Vincent van Gogh, Romans Parisiens (Les Livres jaunes), 1887. Courtesy Sotheby's
La collection Pritzker comprend également des œuvres d’artistes de tout premier plan tels que Paul Gauguin, Wassily Kandinsky, Henri Matisse, Joan Miró, Max Beckmann et Ernst Ludwig Kirchner. D’autres pièces seront dispersées dans diverses vacations de Sotheby’s, notamment une vente du jour d’art moderne où figureront des œuvres de Le Corbusier, Georges Braque, Fernando Botero et Alexander Calder.
Les lots phares des deux collections seront proposés lors des prestigieuses ventes du soir de Sotheby’s, en novembre à New York. Ce sera la première série de vacations organisée dans le nouveau siège de la maison, installé dans le Breuer Building. Un lieu symbolique : Leonard Lauder fut un fidèle soutien du Whitney Museum of American Art, commanditaire et occupant historique du bâtiment, tandis que les Pritzker ont laissé leur nom au prix d’architecture le plus prestigieux. La rénovation de cet édifice brutaliste en vue d’accueillir la maison Sotheby’s a été confiée à Jacques Herzog et Pierre de Meuron, lauréats du prix Pritzker en 2001.
La collection Lauder représente, à ce jour, la consignation la plus prestigieuse annoncée pour les ventes d’automne à New York parmi toutes les grandes maisons. L’enjeu est de taille : selon une étude récente d’ArtTactic, les ventes aux enchères mondiales ont reculé de 6,2 % au premier semestre 2025. La semaine dernière, les résultats publiés par la maison mère de Sotheby’s ont révélé une perte de 248 millions de dollars en 2024, soit plus du double de celle enregistrée l’année précédente. Reste à savoir quelles incitations Sotheby’s a offertes aux héritiers de Lauder et des Pritzker pour s’assurer ces prestigieuses consignations. Par le passé, certaines maisons ont consenti à renoncer à leurs commissions ou à garantir des lots afin de limiter le risque d’invendus devenant « grillés » sur le marché.
Christie’s, principal rival de Sotheby’s, a décroché la collection de la famille Weis, constituée par le défunt magnat des supermarchés Robert F. Weis et son épouse Patricia G. Ross. Robert est décédé en 2015, Patricia l’an dernier ; leurs enfants ont confié 80 œuvres à la maison de ventes, pour une estimation globale de plus de 180 millions de dollars (environ 165 millions d’euros). Parmi les lots phares figurent des pièces de Mark Rothko, Pablo Picasso et Henri Matisse. Selon le New York Times, Christie’s aurait sécurisé cette vente en proposant près de 200 millions de dollars (environ 184 millions d’euros) versés d’avance – une stratégie audacieuse compte tenu du net ralentissement du marché au cours des trois dernières années.

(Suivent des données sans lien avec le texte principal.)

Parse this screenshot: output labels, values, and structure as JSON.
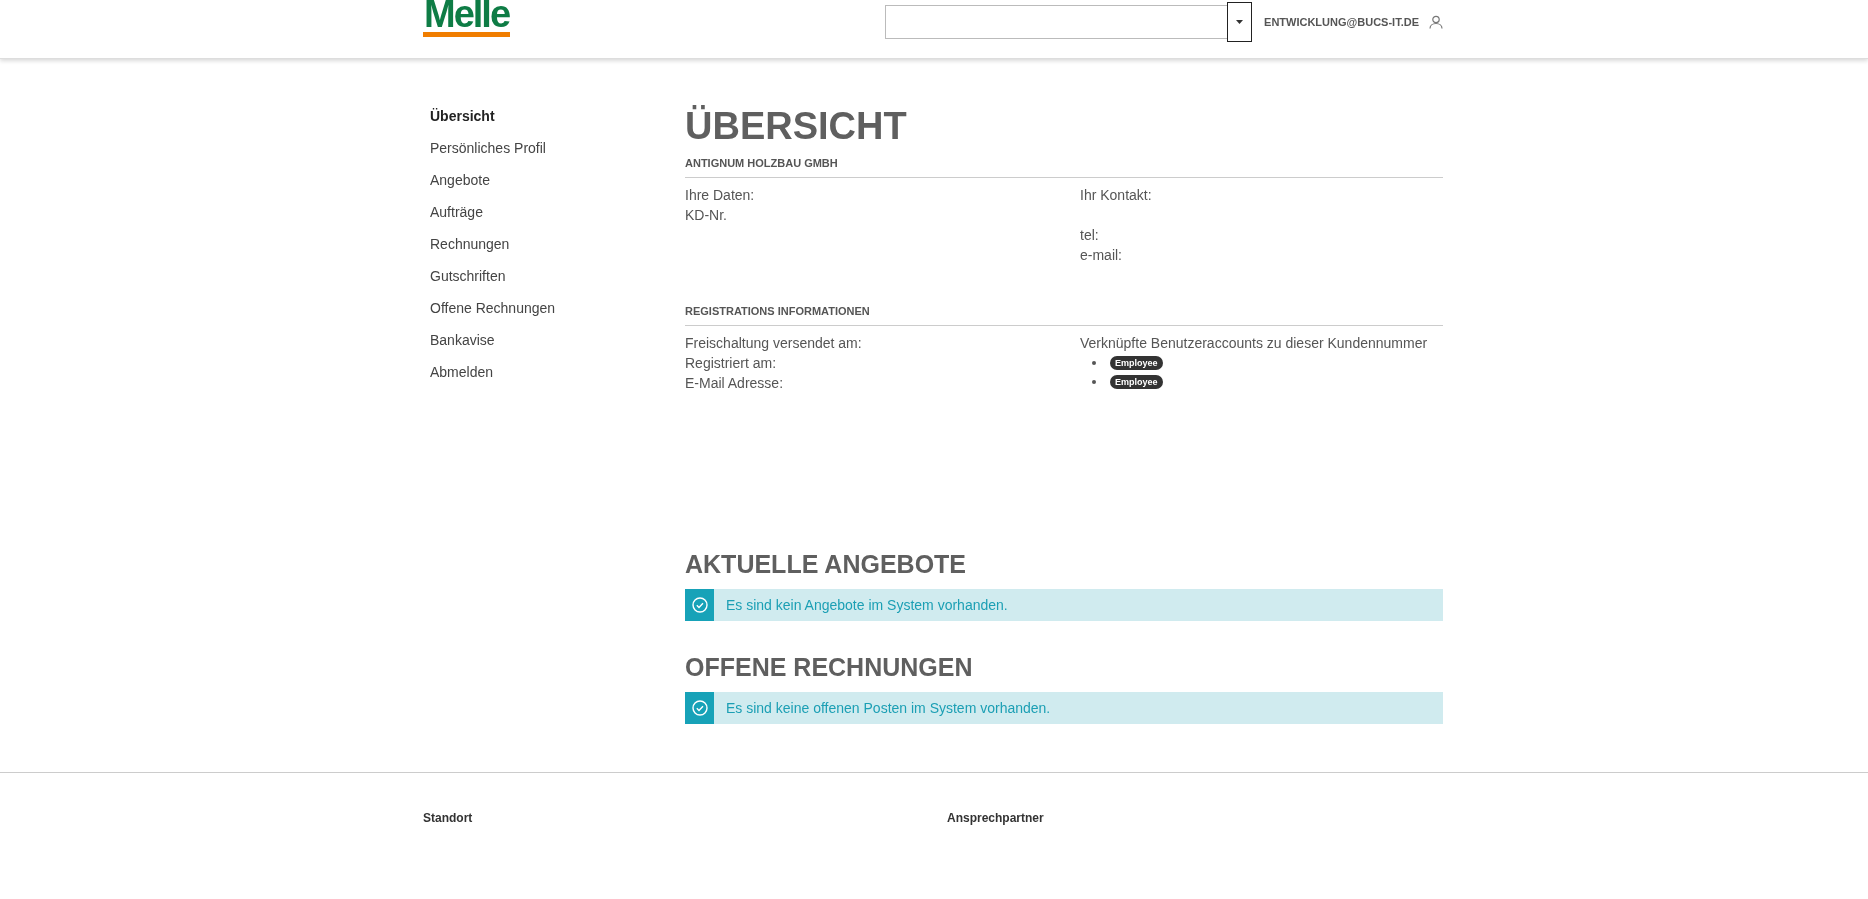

La maison mettra également en vente plus d’une douzaine d’œuvres issues de la collection de la milliardaire Elaine Wynn, récemment disparue, estimée à plus de 75 millions de dollars (environ 69 millions d’euros). Parmi les trophées annoncés figurent The Painter Surprised by a Naked Admirer (2005) de Lucian Freud et Ocean Park #40 (1971) de Richard Diebenkorn, tous deux estimés entre 15 et 25 millions de dollars (soit 14 à 23 millions d’euros).